A new method to combat malaria which sees the disease turn against itself could offer an effective treatment for the hundreds of millions of people infected globally each year, as the efficacy of current antimalarial drugs weakens.

The University of Melbourne-led research published today in Science has identified an anti-malarial compound, ML901, which inhibits the malaria parasite but does not harm mammalian — human or other mammals’ — cells.

Co-lead author Professor Leann Tilley, from the Bio21 Institute at the University of Melbourne, said the ML901 compound effectively made the parasite the agent of its own demise, underpinning it potency and selectivity.

“ML901 works by an unusual reaction-hijacking mechanism,” Professor Tilley said.

“Imagine a stealth weapon that can be used to launch a self-destruct attack on your vehicle — slamming on the brakes and cutting the engine.
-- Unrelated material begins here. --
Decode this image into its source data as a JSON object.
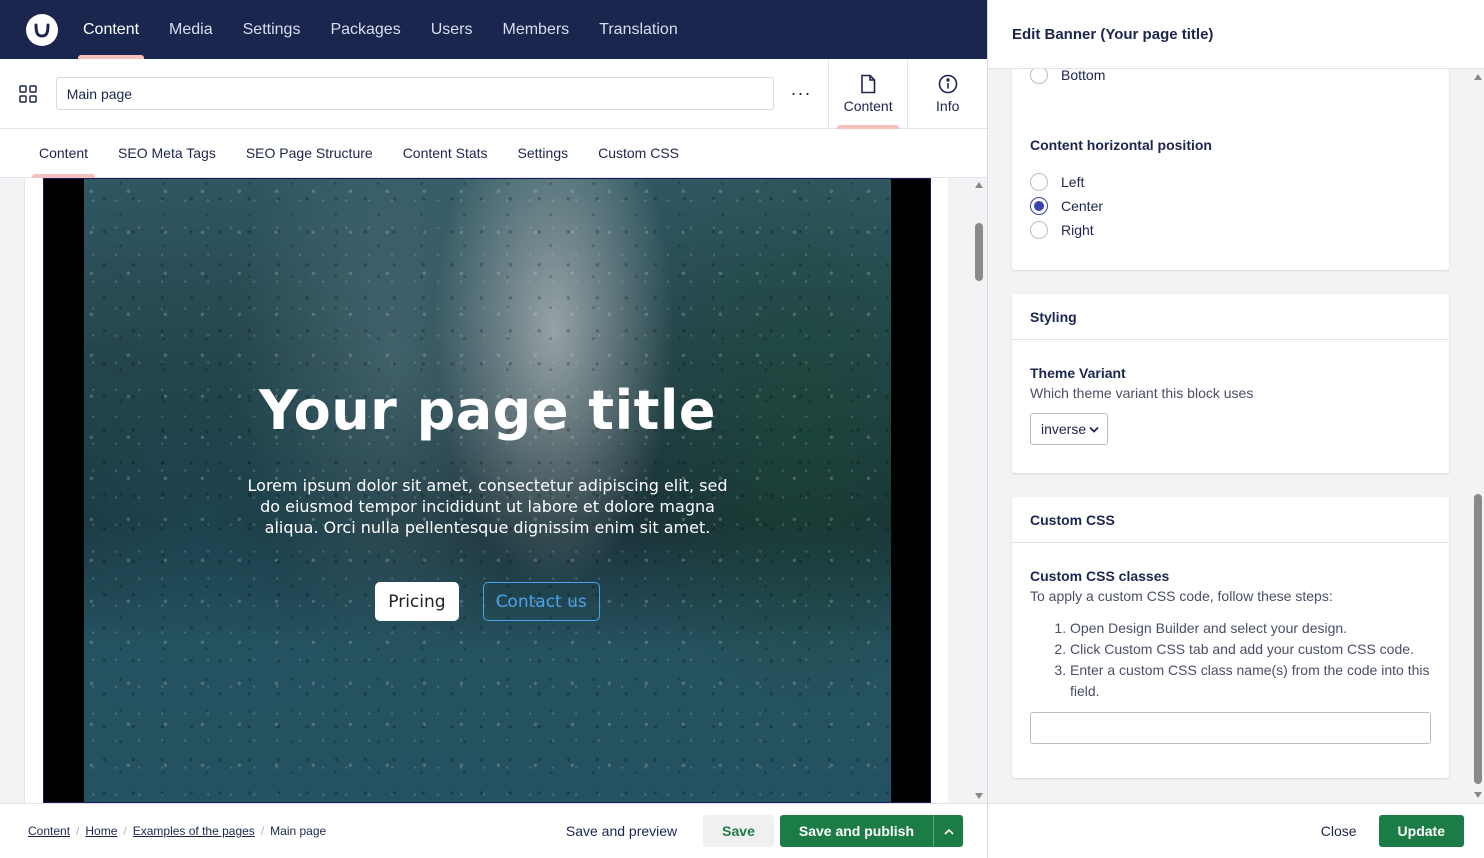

ML901 finds a particular chink in the machinery that the malaria parasite uses to generate the proteins needed to reproduce itself and stops it doing so.

“While there is much work to be done to fine tune what we’ve discovered, these results are really encouraging in the search for new antimalarials.”

In the collaboration with Takeda Pharmaceuticals, Medicines for Malaria Medicine — the peak international body for antimalarial drug development — and research labs across five continents, tests were conducted using molecules provided by Takeda, during which the ML901 compound was identified.